R. Rox Anderson, MD, professor of dermatology at Harvard Medical School and director of the Wellman Center for Photomedicine at Massachusetts General Hospital, and seven fellow dermatology and plastic surgery physicians with expertise in using lasers for scar treatment gathered in January 2012 for an ad hoc meeting. Together, they reached a consensus “to provide a synthesis of our current clinical experience and available literature regarding the laser treatment of traumatic scars with an emphasis on fractional resurfacing.”

Rox Anderson 

R. Rox Anderson

After a manuscript and treatment algorithm were drafted, panel members reviewed the draft and commented: “Our consensus is that laser treatment, particularly ablative fractional resurfacing, deserves a prominent role in future paradigms for scar treatment.”

The report focused on laser-tissue interactions in scar management, treatment of burn and other traumatic scars (erythematosus, hypertrophic and flat/atrophic scars), when to treat scars, results, and combining laser and surgical procedures for treatment.

“This report emphasizes the routine addition of [ablative fractional laser] resurfacing to existing traumatic scar treatment paradigms,” the physicians concluded. “The unique combination of safety and efficacy of the procedure has brought new hope to millions of patients with debilitating scars.

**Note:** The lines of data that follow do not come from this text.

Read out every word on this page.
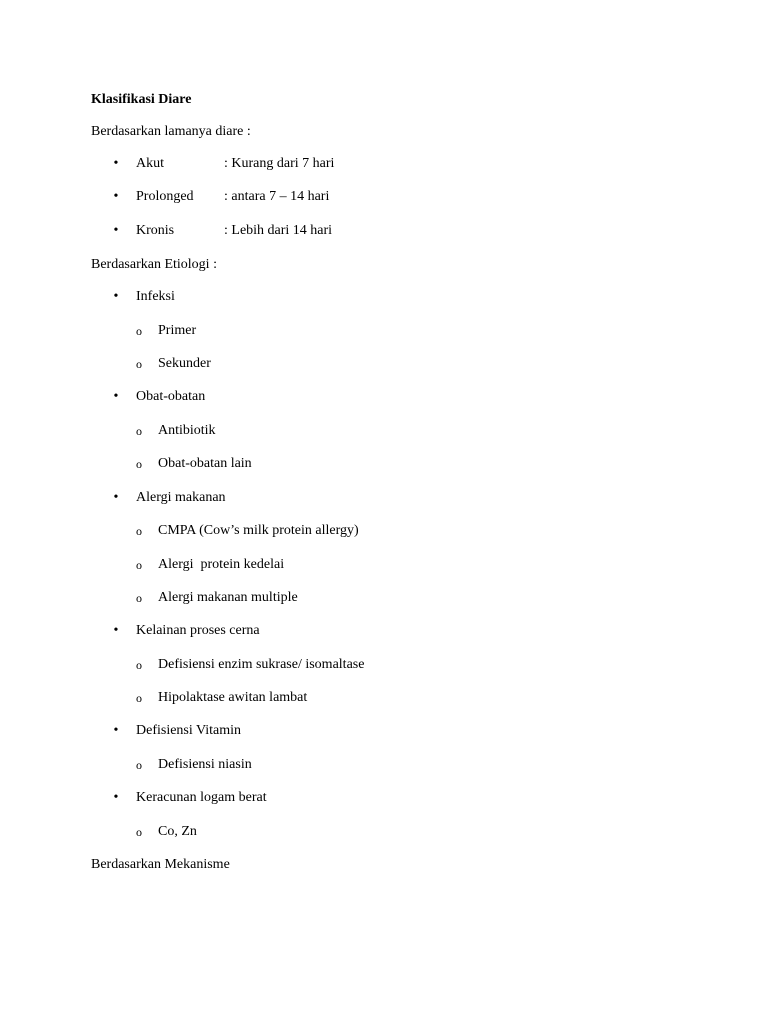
Klasifikasi Diare
Berdasarkan lamanya diare :
• Akut	: Kurang dari 7 hari
• Prolonged : antara 7 – 14 hari
• Kronis	: Lebih dari 14 hari
Berdasarkan Etiologi :
• Infeksi
o Primer
o Sekunder
• Obat-obatan
o Antibiotik
o Obat-obatan lain
• Alergi makanan
o CMPA (Cow’s milk protein allergy)
o Alergi  protein kedelai
o Alergi makanan multiple
• Kelainan proses cerna
o Defisiensi enzim sukrase/ isomaltase
o Hipolaktase awitan lambat
• Defisiensi Vitamin
o Defisiensi niasin
• Keracunan logam berat
o Co, Zn
Berdasarkan Mekanisme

“Although laser treatments are clearly effective, they have not yet been optimized. Prospective randomized clinical trials regarding dosimetry, the response of different types of scars in different types of patients performed at different times after skin injury, combined surgical laser and drug therapies, and the potential for preventive treatment are needed.”

Disclosure: See the study for a full list of relevant financial disclosures.